Managing business in the often divided and troubled Commons of the 1640s also required an unprecedented degree of planning and coordination, and on a scale and with a sophistication that was unrivalled before the 1670s. The dark arts of party-political manipulation worked best when they were least visible, so in an effort to cover their tracks in the Commons the grandees recruited in-House enforcers and influencers to help manage business on the floor of the chamber. By the mid-1640s a variety of informal party agents seem to have operated in the Commons, each with their own specialised role: there were ‘teazers’ and ‘sticklers’ to prompt and steer debate, ‘Beagles’ to nose out controversy, ‘dividers’ – either tellers or division-managers – and ‘vote-drivers’ to marshal the party faithful during crucial divisions. Evidence suggestive of whipping by both parties can be detected in Commons’ divisions from the mid-1640s.

An illustration of the inside of the House of Commons chamber.
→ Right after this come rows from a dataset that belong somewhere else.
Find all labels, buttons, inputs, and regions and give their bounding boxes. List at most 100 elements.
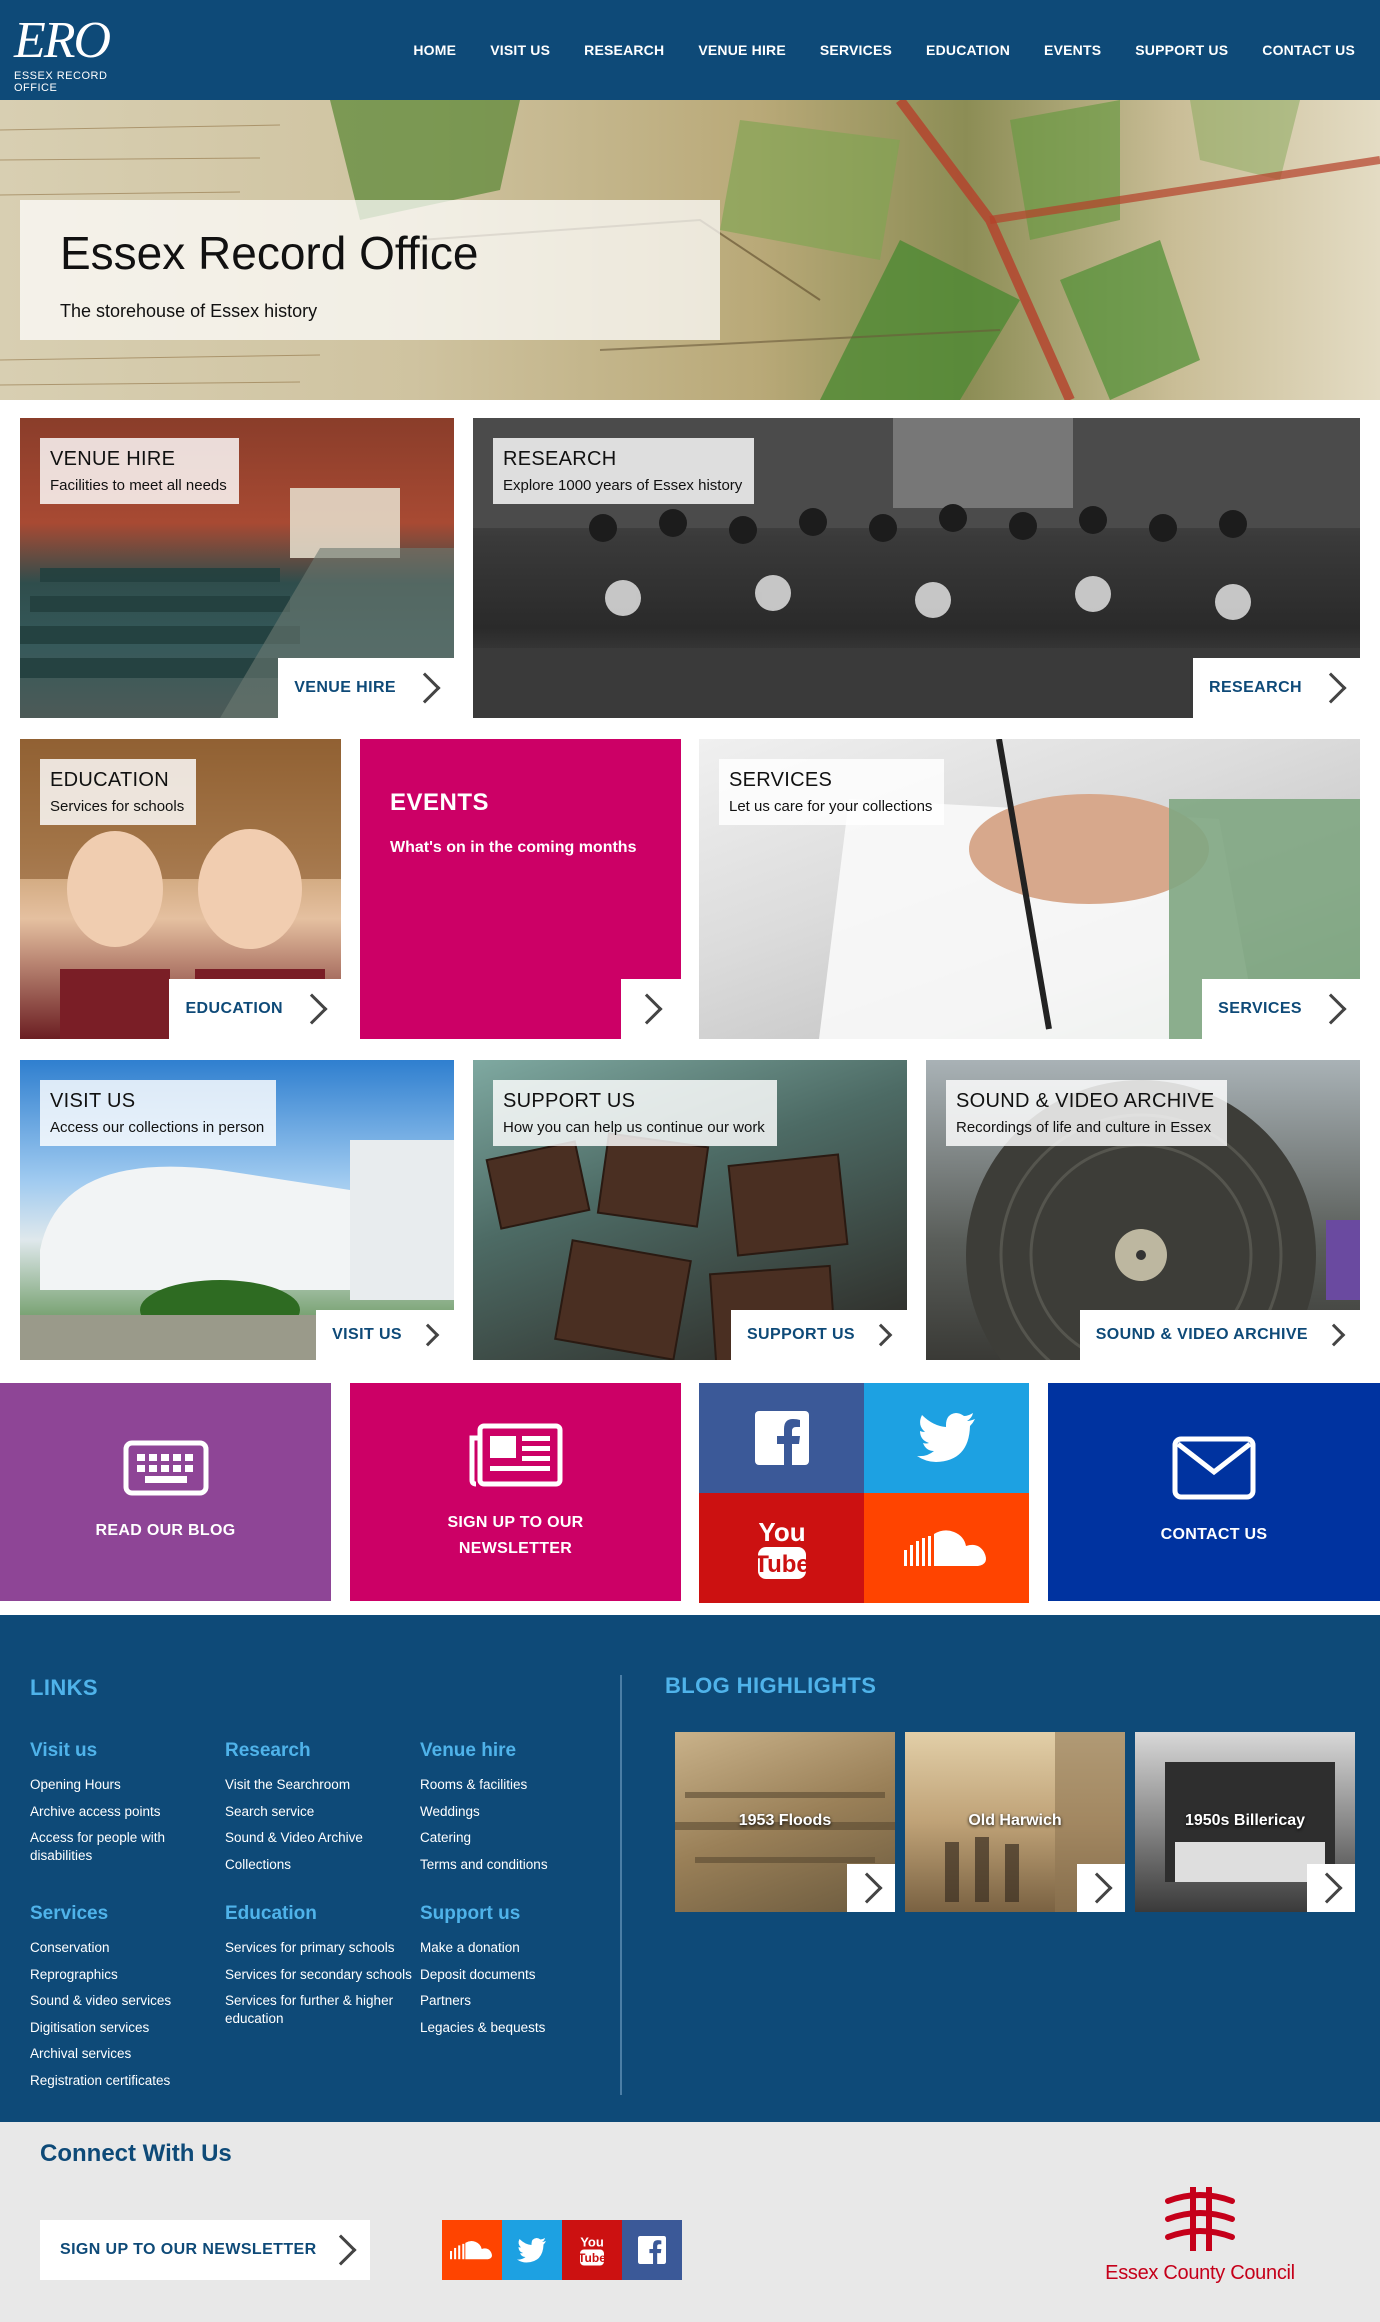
link-digitisation-services[interactable]: Digitisation services: [30, 2019, 220, 2037]
twitter-tile[interactable]: [864, 1383, 1029, 1493]
tile-education[interactable]: EDUCATION Services for schools EDUCATION: [20, 739, 341, 1039]
soundcloud-icon: [450, 2240, 492, 2260]
link-make-donation[interactable]: Make a donation: [420, 1939, 610, 1957]
link-primary-schools[interactable]: Services for primary schools: [225, 1939, 415, 1957]
links-col-education: Education Services for primary schools S…: [225, 1903, 415, 2036]
link-legacies-bequests[interactable]: Legacies & bequests: [420, 2019, 610, 2037]
blog-item-1950s-billericay[interactable]: 1950s Billericay: [1135, 1732, 1355, 1912]
nav-services[interactable]: SERVICES: [803, 42, 909, 58]
link-catering[interactable]: Catering: [420, 1829, 610, 1847]
links-divider: [620, 1675, 622, 2095]
contact-us-tile[interactable]: CONTACT US: [1048, 1383, 1380, 1601]
venue-hire-button[interactable]: VENUE HIRE: [278, 658, 454, 718]
support-us-title: SUPPORT US: [503, 1090, 636, 1112]
link-weddings[interactable]: Weddings: [420, 1803, 610, 1821]
events-button[interactable]: [621, 979, 681, 1039]
research-button-label: RESEARCH: [1209, 679, 1302, 696]
chevron-right-icon: [869, 1323, 893, 1347]
link-archive-access-points[interactable]: Archive access points: [30, 1803, 220, 1821]
links-section: LINKS Visit us Opening Hours Archive acc…: [0, 1615, 1380, 2122]
blog-item-1953-floods[interactable]: 1953 Floods: [675, 1732, 895, 1912]
link-visit-searchroom[interactable]: Visit the Searchroom: [225, 1776, 415, 1794]
blog-item-button[interactable]: [1077, 1864, 1125, 1912]
support-us-button[interactable]: SUPPORT US: [730, 1310, 907, 1360]
link-registration-certificates[interactable]: Registration certificates: [30, 2072, 220, 2090]
facebook-link[interactable]: [622, 2220, 682, 2280]
youtube-icon: You Tube: [578, 2235, 606, 2266]
tile-sound-video-archive[interactable]: SOUND & VIDEO ARCHIVE Recordings of life…: [926, 1060, 1360, 1360]
venue-hire-button-label: VENUE HIRE: [294, 679, 396, 696]
link-reprographics[interactable]: Reprographics: [30, 1966, 220, 1984]
links-col-title[interactable]: Research: [225, 1740, 415, 1762]
blog-item-old-harwich[interactable]: Old Harwich: [905, 1732, 1125, 1912]
soundcloud-tile[interactable]: [864, 1493, 1029, 1603]
tile-services[interactable]: SERVICES Let us care for your collection…: [699, 739, 1360, 1039]
envelope-icon: [1172, 1436, 1256, 1500]
soundcloud-link[interactable]: [442, 2220, 502, 2280]
tile-events[interactable]: EVENTS What's on in the coming months: [360, 739, 681, 1039]
links-col-title[interactable]: Visit us: [30, 1740, 220, 1762]
links-heading: LINKS: [30, 1675, 98, 1700]
three-seaxes-emblem: [1165, 2187, 1235, 2251]
link-further-higher-education[interactable]: Services for further & higher education: [225, 1992, 415, 2027]
nav-research[interactable]: RESEARCH: [567, 42, 681, 58]
tile-venue-hire[interactable]: VENUE HIRE Facilities to meet all needs …: [20, 418, 454, 718]
link-terms-conditions[interactable]: Terms and conditions: [420, 1856, 610, 1874]
read-blog-tile[interactable]: READ OUR BLOG: [0, 1383, 331, 1601]
facebook-icon: [754, 1411, 809, 1465]
nav-support-us[interactable]: SUPPORT US: [1118, 42, 1245, 58]
link-secondary-schools[interactable]: Services for secondary schools: [225, 1966, 415, 1984]
sound-video-caption: SOUND & VIDEO ARCHIVE Recordings of life…: [946, 1080, 1227, 1146]
newsletter-signup-button[interactable]: SIGN UP TO OUR NEWSLETTER: [40, 2220, 370, 2280]
blog-item-button[interactable]: [1307, 1864, 1355, 1912]
research-button[interactable]: RESEARCH: [1193, 658, 1360, 718]
essex-county-council-logo[interactable]: Essex County Council: [1100, 2187, 1300, 2297]
facebook-tile[interactable]: [699, 1383, 864, 1493]
blog-item-label: Old Harwich: [968, 1812, 1062, 1829]
link-conservation[interactable]: Conservation: [30, 1939, 220, 1957]
ero-logo[interactable]: ERO ESSEX RECORD OFFICE: [14, 10, 154, 94]
links-col-title[interactable]: Education: [225, 1903, 415, 1925]
nav-venue-hire[interactable]: VENUE HIRE: [681, 42, 803, 58]
link-sound-video-archive[interactable]: Sound & Video Archive: [225, 1829, 415, 1847]
link-deposit-documents[interactable]: Deposit documents: [420, 1966, 610, 1984]
youtube-link[interactable]: You Tube: [562, 2220, 622, 2280]
council-name: Essex County Council: [1105, 2262, 1295, 2284]
link-access-disabilities[interactable]: Access for people with disabilities: [30, 1829, 220, 1864]
twitter-link[interactable]: [502, 2220, 562, 2280]
newsletter-label-line1: SIGN UP TO OUR: [447, 1514, 584, 1532]
youtube-tile[interactable]: You Tube: [699, 1493, 864, 1603]
services-caption: SERVICES Let us care for your collection…: [719, 759, 945, 825]
newspaper-icon: [469, 1423, 562, 1487]
nav-home[interactable]: HOME: [396, 42, 473, 58]
nav-education[interactable]: EDUCATION: [909, 42, 1027, 58]
tile-visit-us[interactable]: VISIT US Access our collections in perso…: [20, 1060, 454, 1360]
link-rooms-facilities[interactable]: Rooms & facilities: [420, 1776, 610, 1794]
nav-events[interactable]: EVENTS: [1027, 42, 1118, 58]
visit-us-title: VISIT US: [50, 1090, 136, 1112]
link-collections[interactable]: Collections: [225, 1856, 415, 1874]
links-col-title[interactable]: Support us: [420, 1903, 610, 1925]
link-partners[interactable]: Partners: [420, 1992, 610, 2010]
visit-us-button[interactable]: VISIT US: [316, 1310, 454, 1360]
education-caption: EDUCATION Services for schools: [40, 759, 197, 825]
link-search-service[interactable]: Search service: [225, 1803, 415, 1821]
links-col-title[interactable]: Services: [30, 1903, 220, 1925]
chevron-right-icon: [1315, 672, 1347, 704]
tile-research[interactable]: RESEARCH Explore 1000 years of Essex his…: [473, 418, 1360, 718]
events-subtitle: What's on in the coming months: [390, 839, 637, 856]
tile-support-us[interactable]: SUPPORT US How you can help us continue …: [473, 1060, 907, 1360]
services-button[interactable]: SERVICES: [1202, 979, 1360, 1039]
education-button[interactable]: EDUCATION: [169, 979, 341, 1039]
venue-hire-subtitle: Facilities to meet all needs: [50, 477, 227, 494]
sound-video-button[interactable]: SOUND & VIDEO ARCHIVE: [1079, 1310, 1360, 1360]
blog-item-button[interactable]: [847, 1864, 895, 1912]
links-col-title[interactable]: Venue hire: [420, 1740, 610, 1762]
link-sound-video-services[interactable]: Sound & video services: [30, 1992, 220, 2010]
newsletter-label: SIGN UP TO OUR NEWSLETTER: [447, 1510, 583, 1561]
newsletter-tile[interactable]: SIGN UP TO OUR NEWSLETTER: [350, 1383, 681, 1601]
link-archival-services[interactable]: Archival services: [30, 2045, 220, 2063]
nav-contact-us[interactable]: CONTACT US: [1245, 42, 1372, 58]
link-opening-hours[interactable]: Opening Hours: [30, 1776, 220, 1794]
nav-visit-us[interactable]: VISIT US: [473, 42, 567, 58]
A man is sat in a large chair in the middle of the room, in front of him is table covered in a red table cloth and two man sat. There are men sat all around him in rows. There is a large window behind the chair with bright light coming through.
Illustration of the House of Commons Chamber 1640-60, 2022. (c)The History of Parliament Trust.

The party system that emerged at Westminster during the 1640s did not survive Charles I’s execution in 1649 and the establishment of a republican regime. Yet this narrowing of the political horizon could not hide the fact that something new had occurred in the practice of politics. Most significantly, perhaps, parties had become not merely political means but to some extent ends in themselves. Their existence had been tied not to the attainment of specific rewards or policies but to the maintenance of a particular way of government and to imposing and then sustaining a permanent shift in constitutional relations between Parliament and the crown and between England and the other Stuart kingdoms of Scotland and Ireland. The Independents and Presbyterians had been more than parties therefore, they had been governments-in-waiting; their rivalry had been that between competing organisations for the very future of England and its status within the British Isles.

The partisan politics born of the civil war would outlive all the purges from office and all the loyalty tests that Parliament introduced from the mid-1640s in an attempt to kill it. The clash of organised parties at Westminster ended in 1649, but the networks they had helped to create across the country survived and exacerbated the politicisation of local affairs in the aftermath of civil war. Pioneered at Westminster under the pressure of military events, the politics of majoritarian decision-making also spread to the provinces and gradually became standard practice in parliamentary elections and municipal government. A society that would long continue to define political disagreement as against the natural order was now awash with dissident groups. Political associations that had emerged from the civil war would harden again in the 1670s and 1680s. Once again, Parliament became the principal battleground in a struggle between organised parties that managed elections, mobilised public opinion, and contended for control of royal government. This time, however, unlike in the 1640s, the rage of party at Westminster would grip the entire nation – and it would never let go.

DS

Further reading:

William J. Bulman, The Rise of Majority Rule in Early Modern Britain and its Empire (CUP, 2021),

Paul D. Halliday, Dismembering the Body Politic: Partisan Politics in England’s Towns 1650-1730 (CUP, 1998)

Stephen K. Roberts (ed.), The House of Commons 1640-1660 (Boydell, 2023), volume 1

One thought on “The Civil War and the First Age of Party

  1. Excellent overview! One of lessons that stayed with me from Mark Kishlansky’s Rise of the New Model Army was that the Civil War period marked the demise of the old ideal and practice of consensus on the Houses of Parliament.